EL PASO – John Steady stretches the title musician to new limits by ignoring musical genre borders and playing multiple instruments while still remaining a Hip Hop lyricist artist at heart.
At age 16 El Paso’s Steady began compiling verses in his school notebooks. He still keeps all the old notebooks in a box. Although he admits he’s come a long way from those initial rhymes, he still recognizes his attachment to them. He looks back to what he wrote in his youth and can see how much he has progressed since then, now 10 years later.
“My music is not about ambition, but personal expression,” Steady said.

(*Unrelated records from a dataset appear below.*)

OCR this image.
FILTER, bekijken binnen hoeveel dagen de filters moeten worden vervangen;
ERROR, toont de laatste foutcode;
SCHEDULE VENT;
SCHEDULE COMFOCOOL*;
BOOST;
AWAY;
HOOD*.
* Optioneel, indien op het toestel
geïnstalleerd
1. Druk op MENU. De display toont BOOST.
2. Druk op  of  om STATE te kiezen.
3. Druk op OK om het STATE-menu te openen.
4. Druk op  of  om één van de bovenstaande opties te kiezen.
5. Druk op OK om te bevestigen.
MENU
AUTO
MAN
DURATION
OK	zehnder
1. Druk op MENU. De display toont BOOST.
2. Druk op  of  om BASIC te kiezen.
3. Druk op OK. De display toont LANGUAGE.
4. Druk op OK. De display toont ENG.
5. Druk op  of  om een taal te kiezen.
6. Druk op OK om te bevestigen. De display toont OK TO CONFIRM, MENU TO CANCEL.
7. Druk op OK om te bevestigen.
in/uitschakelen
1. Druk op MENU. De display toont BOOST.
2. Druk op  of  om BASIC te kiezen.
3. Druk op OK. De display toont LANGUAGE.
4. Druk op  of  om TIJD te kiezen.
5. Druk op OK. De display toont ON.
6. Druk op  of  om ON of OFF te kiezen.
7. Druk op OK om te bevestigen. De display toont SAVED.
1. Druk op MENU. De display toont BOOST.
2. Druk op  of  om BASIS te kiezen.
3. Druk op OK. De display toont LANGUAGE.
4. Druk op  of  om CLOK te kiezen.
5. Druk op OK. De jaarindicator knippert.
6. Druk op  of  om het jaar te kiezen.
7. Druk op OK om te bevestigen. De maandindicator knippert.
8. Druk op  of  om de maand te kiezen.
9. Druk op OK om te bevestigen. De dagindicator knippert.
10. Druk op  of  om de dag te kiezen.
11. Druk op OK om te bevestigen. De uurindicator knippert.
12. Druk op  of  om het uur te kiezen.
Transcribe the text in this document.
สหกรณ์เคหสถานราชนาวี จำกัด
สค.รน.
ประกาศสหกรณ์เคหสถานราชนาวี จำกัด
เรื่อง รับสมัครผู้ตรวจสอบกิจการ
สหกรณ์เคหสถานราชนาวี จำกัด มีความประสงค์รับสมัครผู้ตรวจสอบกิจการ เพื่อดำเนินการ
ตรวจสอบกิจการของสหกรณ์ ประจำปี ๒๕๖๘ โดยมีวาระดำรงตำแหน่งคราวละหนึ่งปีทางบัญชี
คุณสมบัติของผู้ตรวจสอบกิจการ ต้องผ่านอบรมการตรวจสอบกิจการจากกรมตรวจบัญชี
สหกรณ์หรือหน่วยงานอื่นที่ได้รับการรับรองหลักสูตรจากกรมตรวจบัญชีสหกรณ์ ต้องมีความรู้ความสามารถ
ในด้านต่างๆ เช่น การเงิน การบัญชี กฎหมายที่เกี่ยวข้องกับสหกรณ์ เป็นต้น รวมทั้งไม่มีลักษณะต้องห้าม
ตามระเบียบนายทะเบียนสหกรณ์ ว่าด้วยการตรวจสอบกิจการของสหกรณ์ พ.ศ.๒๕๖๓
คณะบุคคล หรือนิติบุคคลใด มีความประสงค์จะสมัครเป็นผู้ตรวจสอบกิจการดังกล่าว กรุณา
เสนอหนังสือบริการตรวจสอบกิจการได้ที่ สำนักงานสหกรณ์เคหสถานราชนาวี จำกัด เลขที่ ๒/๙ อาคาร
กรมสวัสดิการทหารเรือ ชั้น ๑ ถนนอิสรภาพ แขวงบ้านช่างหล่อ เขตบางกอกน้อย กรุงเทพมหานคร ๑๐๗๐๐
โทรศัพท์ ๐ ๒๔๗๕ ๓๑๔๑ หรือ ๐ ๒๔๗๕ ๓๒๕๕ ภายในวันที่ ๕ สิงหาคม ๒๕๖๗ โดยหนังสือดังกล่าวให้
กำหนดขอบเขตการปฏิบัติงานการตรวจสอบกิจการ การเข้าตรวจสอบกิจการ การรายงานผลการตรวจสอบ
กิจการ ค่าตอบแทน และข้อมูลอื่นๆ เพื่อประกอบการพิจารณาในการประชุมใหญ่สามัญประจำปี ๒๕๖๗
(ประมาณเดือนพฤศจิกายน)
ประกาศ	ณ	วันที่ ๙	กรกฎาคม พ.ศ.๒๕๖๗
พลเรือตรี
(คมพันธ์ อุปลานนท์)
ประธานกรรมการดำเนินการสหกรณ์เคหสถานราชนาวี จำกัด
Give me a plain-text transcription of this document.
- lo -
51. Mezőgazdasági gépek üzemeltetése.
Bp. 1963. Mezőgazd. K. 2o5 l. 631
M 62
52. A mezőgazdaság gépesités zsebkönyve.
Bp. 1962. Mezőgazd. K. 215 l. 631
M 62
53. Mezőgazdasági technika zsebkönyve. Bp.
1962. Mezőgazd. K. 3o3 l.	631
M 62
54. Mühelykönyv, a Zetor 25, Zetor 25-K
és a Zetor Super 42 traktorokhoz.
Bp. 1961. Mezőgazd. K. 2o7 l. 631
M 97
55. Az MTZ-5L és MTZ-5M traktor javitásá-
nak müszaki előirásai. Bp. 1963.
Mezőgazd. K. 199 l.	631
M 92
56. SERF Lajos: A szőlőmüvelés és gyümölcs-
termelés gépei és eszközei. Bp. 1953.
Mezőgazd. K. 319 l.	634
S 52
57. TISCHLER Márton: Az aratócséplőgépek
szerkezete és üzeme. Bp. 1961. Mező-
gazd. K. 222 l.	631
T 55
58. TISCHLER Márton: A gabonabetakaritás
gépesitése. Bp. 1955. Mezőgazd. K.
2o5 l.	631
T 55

Looking past Steady’s rowdy exterior – 6’3”, shaved head and tattoos on all his extremities – you see a musician interested in the power and complexity of words. His lyrical Hip Hop style is self-described as multi-syllabic. Meaning that the artist rhymes multiple words with each other within one sentence.
He says that rhyming that many syllables in one sentence is a difficult feat that many musicians do not master. Steady says that he has rhymed up to 14 syllables at a time in some of his songs, placing him in a unique position amongst others in his genre.
“The greatest thing that music gives me is a way to express myself,” Steady said.
The lyricist has been keeping busy preparing his third CD launch. The material he didn’t use for this album, he reworked and developed into a book entitled, The Thinking Man’s Game, which is to be published soon.
Aside from these two upcoming projects, Steady adds to his plate by playing in a reggae band called Steady Shakedown and is a member in the group called G.O.D and many other collaborations with other artists here.
Recently, Steady has started to perform Spoken Word, which he says allows him more freedom in writing since he does not have to key to a melody or tempo.
Advances in technology and networking sites have changed the game in music from performance, editing and distribution to promoting, but according to Steady the new availability of programs, software and equipment have also made it easy for uncreative people to claim the title of musician. Music according to him has taken a nosedive due to the easy access to specialized music programs.
The borderland doesn’t have a shortness of musicians, he said. The proof according to Steady is the multitude of music shows that are held on any given day of the week in all parts of town. All of them reflect the large number of musicians trying to get heard by El Paso audiences. In Steady’s own words he sticks out like a sore thumb among other hip hop artists in the city. Mentioning that many artists currently follow trends to find profit and lack creativity and passion for music.
Steady’s influences are drawn from personal experience – love, religion, and pain. The most difficult part of writing a song, he said, is relaying a message and making the music mean something to others.